Embora não sendo jurista, parece-me bastante elementar compreender o que se entende por personalidade jurídica e, por consequência, a aptidão para se adquirir direitos e deveres.
E no nosso ordenamento interno está claro: as pessoas, ao nascerem, ganham personalidade jurídica. Tudo o resto é pura ficção ou, com boa vontade, desejo de alargamento da personalidade jurídica a outros seres vivos.
Esta é, para o bem e para o mal, a única conclusão que podemos tirar enquanto Estado de direito.
Outra coisa completamente diferente mas naturalmente aceitável, legítima e meritória é a defesa dos animais. E pelo simples facto de não se enquadrarem na definição jurídica de pessoas e, consequentemente, não terem direitos, porventura ainda mais se justificam ações de defesa dos mesmos contra maus-tratos, abandonos ou qualquer outro quadro lesivo que ponha em causa a sua integridade e bem-estar. Agora, falar em direitos dos animais é, juridicamente, um absurdo.
Posto isto, resta-nos uma abordagem: como se deve defender os animais?
Já existem vários quadros legais que na defesa dos animais penalizam legalmente as pessoas. Não poderia estar mais de acordo e subscrever que, infelizmente, nem todas as pessoas têm a capacidade de ter um animal de estimação e, por essa razão, acho adequado que existam penalizações legais sempre que maltratarem, abandonarem ou desconsiderarem o bem-estar de um animal.
Agora, elevar esta visão para a criação de uma espécie de milícia ou braço armado dos defensores dos animais? Não poderia estar mais em desacordo.
Há umas semanas fomos surpreendidos com a existência de uma tal associação denominada Intervenção e Resgate Animal (IRA). Não sei se os seus criadores, impulsionadores e, aparentemente, horda de seguidores e apoiantes têm noção do que a sigla IRA representa?

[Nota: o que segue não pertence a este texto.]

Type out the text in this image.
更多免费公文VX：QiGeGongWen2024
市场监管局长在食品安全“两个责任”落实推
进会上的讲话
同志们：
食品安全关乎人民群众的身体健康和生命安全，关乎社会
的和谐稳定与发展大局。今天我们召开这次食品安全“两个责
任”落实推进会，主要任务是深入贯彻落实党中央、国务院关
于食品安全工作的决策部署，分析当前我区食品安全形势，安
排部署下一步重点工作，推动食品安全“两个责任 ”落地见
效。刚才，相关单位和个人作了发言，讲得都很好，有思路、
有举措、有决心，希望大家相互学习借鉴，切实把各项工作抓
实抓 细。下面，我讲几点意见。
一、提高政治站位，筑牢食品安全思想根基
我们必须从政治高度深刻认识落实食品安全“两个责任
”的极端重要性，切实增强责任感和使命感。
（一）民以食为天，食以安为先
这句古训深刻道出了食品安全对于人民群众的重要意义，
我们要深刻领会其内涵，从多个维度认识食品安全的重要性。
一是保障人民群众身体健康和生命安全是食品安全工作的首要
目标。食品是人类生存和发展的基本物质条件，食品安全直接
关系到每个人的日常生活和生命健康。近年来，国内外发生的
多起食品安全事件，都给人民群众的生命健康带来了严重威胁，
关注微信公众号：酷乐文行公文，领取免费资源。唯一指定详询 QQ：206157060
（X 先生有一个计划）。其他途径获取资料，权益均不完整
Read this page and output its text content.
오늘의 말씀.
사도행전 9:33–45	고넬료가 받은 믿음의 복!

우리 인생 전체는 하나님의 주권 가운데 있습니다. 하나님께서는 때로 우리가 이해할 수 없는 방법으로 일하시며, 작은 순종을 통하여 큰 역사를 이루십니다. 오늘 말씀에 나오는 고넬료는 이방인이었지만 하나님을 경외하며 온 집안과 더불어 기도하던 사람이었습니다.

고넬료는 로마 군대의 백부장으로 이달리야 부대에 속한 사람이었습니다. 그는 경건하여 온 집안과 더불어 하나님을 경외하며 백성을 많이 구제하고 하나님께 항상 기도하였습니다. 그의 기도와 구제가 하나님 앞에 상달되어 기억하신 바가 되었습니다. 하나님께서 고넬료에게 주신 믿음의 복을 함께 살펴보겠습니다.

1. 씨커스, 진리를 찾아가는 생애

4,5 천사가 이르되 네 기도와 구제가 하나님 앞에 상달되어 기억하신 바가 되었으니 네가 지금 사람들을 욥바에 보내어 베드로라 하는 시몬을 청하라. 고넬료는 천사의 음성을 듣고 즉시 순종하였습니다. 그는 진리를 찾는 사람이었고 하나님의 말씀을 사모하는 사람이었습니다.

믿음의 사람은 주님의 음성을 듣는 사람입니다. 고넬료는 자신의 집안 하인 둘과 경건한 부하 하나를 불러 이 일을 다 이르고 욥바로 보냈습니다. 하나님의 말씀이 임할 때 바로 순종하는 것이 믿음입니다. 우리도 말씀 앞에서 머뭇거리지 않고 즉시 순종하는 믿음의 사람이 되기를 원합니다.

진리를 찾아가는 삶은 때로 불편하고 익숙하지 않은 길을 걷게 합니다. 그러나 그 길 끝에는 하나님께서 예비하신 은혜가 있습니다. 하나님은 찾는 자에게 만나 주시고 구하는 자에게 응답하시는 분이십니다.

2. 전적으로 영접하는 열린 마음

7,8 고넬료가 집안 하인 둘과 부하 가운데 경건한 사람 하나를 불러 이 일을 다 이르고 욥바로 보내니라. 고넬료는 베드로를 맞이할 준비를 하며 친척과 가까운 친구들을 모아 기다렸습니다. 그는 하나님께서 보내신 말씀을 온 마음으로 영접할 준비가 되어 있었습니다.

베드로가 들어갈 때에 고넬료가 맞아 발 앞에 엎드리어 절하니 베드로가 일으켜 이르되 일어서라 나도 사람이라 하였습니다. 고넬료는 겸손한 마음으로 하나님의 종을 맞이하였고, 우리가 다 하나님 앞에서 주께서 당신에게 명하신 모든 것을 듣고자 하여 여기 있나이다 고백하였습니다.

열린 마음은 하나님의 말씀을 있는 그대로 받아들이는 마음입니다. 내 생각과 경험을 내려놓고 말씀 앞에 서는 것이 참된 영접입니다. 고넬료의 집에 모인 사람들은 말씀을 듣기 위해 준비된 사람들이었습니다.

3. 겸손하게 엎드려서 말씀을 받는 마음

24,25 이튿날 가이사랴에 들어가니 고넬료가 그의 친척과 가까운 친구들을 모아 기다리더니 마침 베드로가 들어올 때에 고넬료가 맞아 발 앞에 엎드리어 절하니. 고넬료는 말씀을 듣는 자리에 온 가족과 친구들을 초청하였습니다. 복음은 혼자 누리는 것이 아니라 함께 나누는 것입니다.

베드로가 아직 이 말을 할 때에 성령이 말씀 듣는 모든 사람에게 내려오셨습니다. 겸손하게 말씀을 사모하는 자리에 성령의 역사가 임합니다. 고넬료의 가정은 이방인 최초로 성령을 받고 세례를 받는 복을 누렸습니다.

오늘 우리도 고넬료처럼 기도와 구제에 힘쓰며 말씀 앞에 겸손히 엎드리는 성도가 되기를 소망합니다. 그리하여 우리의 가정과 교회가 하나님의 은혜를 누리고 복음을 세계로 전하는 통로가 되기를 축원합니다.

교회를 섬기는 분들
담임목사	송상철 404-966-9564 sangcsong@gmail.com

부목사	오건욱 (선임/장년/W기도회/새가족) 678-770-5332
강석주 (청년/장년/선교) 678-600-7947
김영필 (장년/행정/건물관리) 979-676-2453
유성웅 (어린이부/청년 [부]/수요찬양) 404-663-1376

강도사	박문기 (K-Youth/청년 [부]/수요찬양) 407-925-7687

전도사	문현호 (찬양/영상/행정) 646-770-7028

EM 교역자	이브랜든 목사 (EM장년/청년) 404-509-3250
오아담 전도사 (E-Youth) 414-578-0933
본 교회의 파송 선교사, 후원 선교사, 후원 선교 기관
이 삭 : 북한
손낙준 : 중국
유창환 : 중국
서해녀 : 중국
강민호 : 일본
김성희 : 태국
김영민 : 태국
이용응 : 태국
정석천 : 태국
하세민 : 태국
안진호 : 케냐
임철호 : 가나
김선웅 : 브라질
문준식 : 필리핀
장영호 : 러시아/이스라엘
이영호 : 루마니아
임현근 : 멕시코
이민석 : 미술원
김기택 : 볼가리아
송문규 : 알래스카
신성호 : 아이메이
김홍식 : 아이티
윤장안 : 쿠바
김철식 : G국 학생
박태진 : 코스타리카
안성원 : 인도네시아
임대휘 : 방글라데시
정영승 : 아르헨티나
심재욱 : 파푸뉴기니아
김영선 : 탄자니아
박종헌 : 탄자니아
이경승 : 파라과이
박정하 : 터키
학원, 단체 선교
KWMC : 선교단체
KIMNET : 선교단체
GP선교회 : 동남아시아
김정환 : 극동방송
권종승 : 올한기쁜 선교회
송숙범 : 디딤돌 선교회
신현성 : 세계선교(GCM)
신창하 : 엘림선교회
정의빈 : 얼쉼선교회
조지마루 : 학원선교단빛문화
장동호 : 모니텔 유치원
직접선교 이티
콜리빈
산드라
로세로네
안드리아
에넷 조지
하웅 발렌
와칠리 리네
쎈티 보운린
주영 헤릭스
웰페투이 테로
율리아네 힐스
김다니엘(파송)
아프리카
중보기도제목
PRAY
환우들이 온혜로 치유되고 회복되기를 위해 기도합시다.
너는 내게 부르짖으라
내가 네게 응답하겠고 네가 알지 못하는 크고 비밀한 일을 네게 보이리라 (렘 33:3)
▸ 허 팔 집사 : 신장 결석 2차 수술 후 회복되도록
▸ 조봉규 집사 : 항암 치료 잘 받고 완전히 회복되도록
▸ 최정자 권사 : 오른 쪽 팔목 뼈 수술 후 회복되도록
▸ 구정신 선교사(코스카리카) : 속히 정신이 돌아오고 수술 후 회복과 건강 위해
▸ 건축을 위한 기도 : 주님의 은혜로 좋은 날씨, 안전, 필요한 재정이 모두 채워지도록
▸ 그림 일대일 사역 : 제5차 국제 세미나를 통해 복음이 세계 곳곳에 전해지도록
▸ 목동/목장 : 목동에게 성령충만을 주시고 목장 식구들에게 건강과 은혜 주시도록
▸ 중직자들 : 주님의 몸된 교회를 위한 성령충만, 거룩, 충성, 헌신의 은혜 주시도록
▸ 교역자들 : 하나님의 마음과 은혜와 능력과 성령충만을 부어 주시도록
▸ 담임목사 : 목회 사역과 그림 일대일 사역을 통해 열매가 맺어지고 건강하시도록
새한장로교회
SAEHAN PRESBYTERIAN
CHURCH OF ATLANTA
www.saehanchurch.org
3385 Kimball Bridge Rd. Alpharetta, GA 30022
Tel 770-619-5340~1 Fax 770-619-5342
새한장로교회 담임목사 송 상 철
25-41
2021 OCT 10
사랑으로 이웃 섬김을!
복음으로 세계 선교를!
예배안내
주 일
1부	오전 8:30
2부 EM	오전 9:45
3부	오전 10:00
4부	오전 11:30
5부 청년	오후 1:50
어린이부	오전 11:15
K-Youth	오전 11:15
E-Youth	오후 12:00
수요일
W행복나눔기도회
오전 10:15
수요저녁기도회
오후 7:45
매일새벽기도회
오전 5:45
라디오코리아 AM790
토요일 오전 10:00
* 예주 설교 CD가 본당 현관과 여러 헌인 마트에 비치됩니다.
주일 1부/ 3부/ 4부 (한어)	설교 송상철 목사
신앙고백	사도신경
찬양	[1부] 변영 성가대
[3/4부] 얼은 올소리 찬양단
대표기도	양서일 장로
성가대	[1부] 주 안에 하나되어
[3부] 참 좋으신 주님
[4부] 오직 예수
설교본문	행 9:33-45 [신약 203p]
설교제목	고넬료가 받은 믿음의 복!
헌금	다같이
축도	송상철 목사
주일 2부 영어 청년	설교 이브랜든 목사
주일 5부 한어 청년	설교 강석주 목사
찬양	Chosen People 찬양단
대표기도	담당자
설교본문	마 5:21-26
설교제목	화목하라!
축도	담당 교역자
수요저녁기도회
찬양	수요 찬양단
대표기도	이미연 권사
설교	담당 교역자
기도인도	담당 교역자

Eu explico: IRA, ou Irish Republican Army, foi um grupo paramilitar católico que pretendia separar a Irlanda do Norte do Reino Unido para a reintegrar na República da Irlanda. Criado em 1919, durante quase um século (até 2005, altura em que anunciou o seu fim) perseguiu e aterrorizou, através de atos terroristas (ataques bombistas e ações de guerrilha), protestantes, políticos unionistas e representantes do governo britânico, matando milhares de pessoas.
Ora, criar uma associação para defender os animais e apelidá-la de IRA, das duas uma, ou é ignorância ou é, objetivamente, com intenção de criar um movimento violento e terrorista.
A julgar pelas imagens e vídeos divulgados, e atendendo à indumentária e acessórios dos protagonistas, a conclusão é óbvia: não têm credibilidade e a forma como se dispõem a defender os animais só pode ter, da parte dos partidos políticos e das diferentes instituições do Estado, uma única posição: reprovação total!
A começar pelo PAN, cuja posição deixa muito a desejar, e cito: “O PAN não tem qualquer ligação ou relação com esta entidade que seja diferente de todas as outras.” Acrescenta desconhecer “as alegadas formas de atuação à margem da lei”.
A primeira posição é compreensível e só peca por colocar este IRA ao nível de “todas as outras”. A segunda, do ponto de vista jurídico, é lógica. Contudo, o que gostaria de ter visto era uma total reprovação da forma folclórica e de extremo mau gosto como os supostos membros deste grupo se fazem apresentar – um grupo de hooligans, de cara tapada, de postura agressiva, intimidatória, exibindo armas e fazendo saudações nazis.
Não acho de todo aceitável que tal não seja alvo de reprovação imediata e inequívoca. É tão reprovável a pessoa que maltrata um animal como um marginal que se esconde atrás de uma máscara!
Os animais não têm personalidade jurídica e, por essa razão, devemos unir esforços na defesa do seu bem-estar. Não reprovar movimentos como o IRA é um retrocesso enorme na defesa do que alguns consideram os direitos dos animais.